На возу стоит гражданин, фуражка у него набекрень, в левой руке вожжи, а в правой — кнут, что угрожающе навис над кобылёнкой:
— Н-н-н-о! Н-н-н-о!
— Куда летишь, дядька?
— Волк!
— Где?
— Вон там, на горе, на пшенице! Мышкует! Н-н-но! Кондрат Калистратович, как старый и опытный убиволк, резюмирует:
— Ничего удивительного нет! Может быть! Старые волки, озлобленные, которые ничего не боятся, иногда выходят и днём помышковать в поле. Бывает. Дёрни, Пётр, коней, может, и правда увидим...
Рысцой выбираетесь на гору. Справа от дороги пшеница пошла склоном к речке. За речкой весь в вербах небольшой хуторок.
— Вон! — аж вскрикнул Кондрат Калистратович. И правда, среди большого поля озимой пшеницы стоит серый зверь. Он наклонил голову и что-то будто вынюхивает. Потом начинает грести лапой землю.
— Ребята! — шепчет Кондрат Калистратович. — Один прыгай здесь и, пригнувшись, к речке. Второй спрыгивай немного дальше. Пётр Иванович, вы станете вон там за холмиком, а я спущусь к той вербочке. Потихоньку сходитесь и нагоняйте его на меня. Я не промажу. А ты, Пётр, езжай себе тихонько дорогой да пой, чтобы он на тебя поглядывал. Пошли.
Все, пригнувшись, разбегаются, как приказал старый и опытный убиволк Кондрат Калистратович, и начинают окружать зверя. Зверь, видно, не очень пугливый, бывалый зверь, потому что не видно, чтобы сильно нервничал. Увидев, что к нему приближаются люди, он потихоньку начал отходить, и только тогда, когда горячий Пётр Иванович, не выдержав, побежал за ним, — лёгким скоком подался к хуторку, прямо на Кондрата Калистратовича.
Подпустив зверя метров на пятьдесят, Кондрат Калистратович выстрелил.
Зверь дико зааяяйкал, подпрыгнул и ударился о землю.
Кондрат Калистратович его второй раз... Вдруг из садика крайней хаты отчаянный крик:
— Папа! Нашу сучку убили!
И на выстрелы, и на крик выбегают человек пять хуторян...
Тут позвольте минут на пять прервать рассказ...
А через минут пять уже всё было ясно:
— Пятьдесят и не меньше!
Сошлись на тридцати.
— Да заберите семерых щенят, чем я их кормить буду!
Едучи дальше, Кондрат Калистратович говорил:
— Ничего удивительного нет, что волк выходит и днём мышковать в поле...

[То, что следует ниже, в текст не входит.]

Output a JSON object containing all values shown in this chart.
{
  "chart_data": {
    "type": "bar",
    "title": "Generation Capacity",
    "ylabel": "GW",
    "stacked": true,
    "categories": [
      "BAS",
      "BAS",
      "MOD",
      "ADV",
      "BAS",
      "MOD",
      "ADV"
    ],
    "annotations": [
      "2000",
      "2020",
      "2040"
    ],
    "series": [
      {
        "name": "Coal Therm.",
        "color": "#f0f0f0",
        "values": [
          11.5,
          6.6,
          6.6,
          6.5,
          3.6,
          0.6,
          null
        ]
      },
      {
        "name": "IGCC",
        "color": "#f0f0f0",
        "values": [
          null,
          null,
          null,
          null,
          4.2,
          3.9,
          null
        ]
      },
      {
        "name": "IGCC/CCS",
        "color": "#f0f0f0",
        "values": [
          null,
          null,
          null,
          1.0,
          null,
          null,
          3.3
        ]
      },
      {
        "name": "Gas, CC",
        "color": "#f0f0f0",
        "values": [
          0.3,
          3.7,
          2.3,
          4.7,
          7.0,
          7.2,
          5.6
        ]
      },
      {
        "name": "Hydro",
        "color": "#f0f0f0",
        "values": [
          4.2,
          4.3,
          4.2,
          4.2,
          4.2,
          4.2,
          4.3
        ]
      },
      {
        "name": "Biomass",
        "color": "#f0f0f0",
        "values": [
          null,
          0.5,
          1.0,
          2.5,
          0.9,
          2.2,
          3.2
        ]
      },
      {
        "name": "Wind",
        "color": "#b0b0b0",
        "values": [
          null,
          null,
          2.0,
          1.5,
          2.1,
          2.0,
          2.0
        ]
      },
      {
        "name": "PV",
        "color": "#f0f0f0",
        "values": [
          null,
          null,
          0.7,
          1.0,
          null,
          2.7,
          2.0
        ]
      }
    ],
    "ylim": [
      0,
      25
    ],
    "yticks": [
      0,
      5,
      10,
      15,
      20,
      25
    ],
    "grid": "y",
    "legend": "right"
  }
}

А подумав немного, будто уже сам себе, добавил:
— Только тот был без щенят.
1945
ВАЛЬДШНЕП
— Что, может, на вальдшнепов поедем? — спросил я своего верного товарища по охоте. — Оно хоть и поздновато, высыпки уже дальше на север посыпали, — но всё-таки, может, ещё какой-нибудь задержался и у нас. Да и Ральфа надо проверить, не забыл ли он за зиму, как стойку делать! Поедем, проветримся немного.
— Нет, не поеду! Весенней охоты я не признаю! Да и тебе не советую! Я — враг весенней охоты!
— Почему? Весной в лесу какая красота!
— Вот потому, что красота, я и враг!
И задумался-задумался мой верный товарищ.
А потом спрашивает:
— Ты молодым когда-нибудь был?
— Кажется, — говорю, — был! Да и что из того?
— Было и мне, — он говорит, — когда-то восемнадцать лет. И были у меня тогда глаза, как сливы, и кудри, как песня. И была тогда весна. А Галя, что жила, если пойти за садом да перейти леваду, так та Галя, поверь мне, была лучше весны. Такой стати, таких глаз, такой косы, такого голоса и такого взгляда, — вот клянусь тебе! — ни у кого в мире не было! Мои глаза и мои кудри, и всё, что в груди моей билось и горело, было для Гали, а Галинин взгляд был для меня.
— В субботу, Галя, вечером, как отец с матерью уснут, приду, — сказал я Гале.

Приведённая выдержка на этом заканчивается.